Closed mgeorgiadis closed 7 years ago

mgeorgiadis commented 7 years ago

I've got something very similar to a 1-D FID in a numpy float32 array, and I was trying to use the proc_lp.lp_1d function to perform a forward linear prediction on the data. When I run the function, I get the following error attached in the image. As you can see, I also tried casting the array to a 'complex64' and that didn't fix the problem either. How do I get around this error? image

jjhelmus commented 7 years ago

nmrglue's linear prediction routines require complex input and you are passing real-only data. You could try converting your data to a complex dtype using:

test = test.astype('complex64')

Even with the change I would not expect good results. LP models models a FID as a decaying sinusoidal which oscillated between the real and imaginary channels. If the imaginary channel is all zero I would expect that such a model would have difficulties.

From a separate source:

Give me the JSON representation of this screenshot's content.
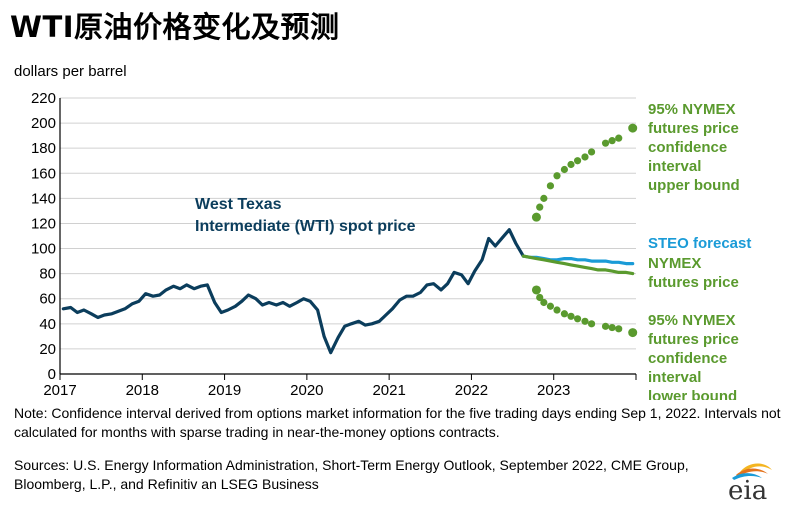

mgeorgiadis commented 7 years ago

Hi,

Thanks for the reply! As I mentioned in my post, I actually did try to cast it as a complex64, and still got the error, so I'm not sure whats going on there. If I bypass the bad_root finding routine, I'm able to get it to run. I know that for NMR, LP is based around it being a complex value, but I've found that LP is also used for speech modeling, which is real-valued.

jjhelmus commented 7 years ago

I actually did try to cast it as a complex64

The commented out line you posted did not save the cast values, see the line I proposed.

but I've found that LP is also used for speech modeling, which is real-valued.

This is true but the setup of the problems are very different. I would not expect a NMR based LP routine to be well suited for speech modeling but you are welcome to try.

mgeorgiadis commented 7 years ago

Ah good to know, didn't know that you couldn't manipulate a numpy arrays state with the "." like you can for a python list. That fixed it!

Yeah I just wanted to check out how it works, and if I get something promising, then I can try implementing a more focused package.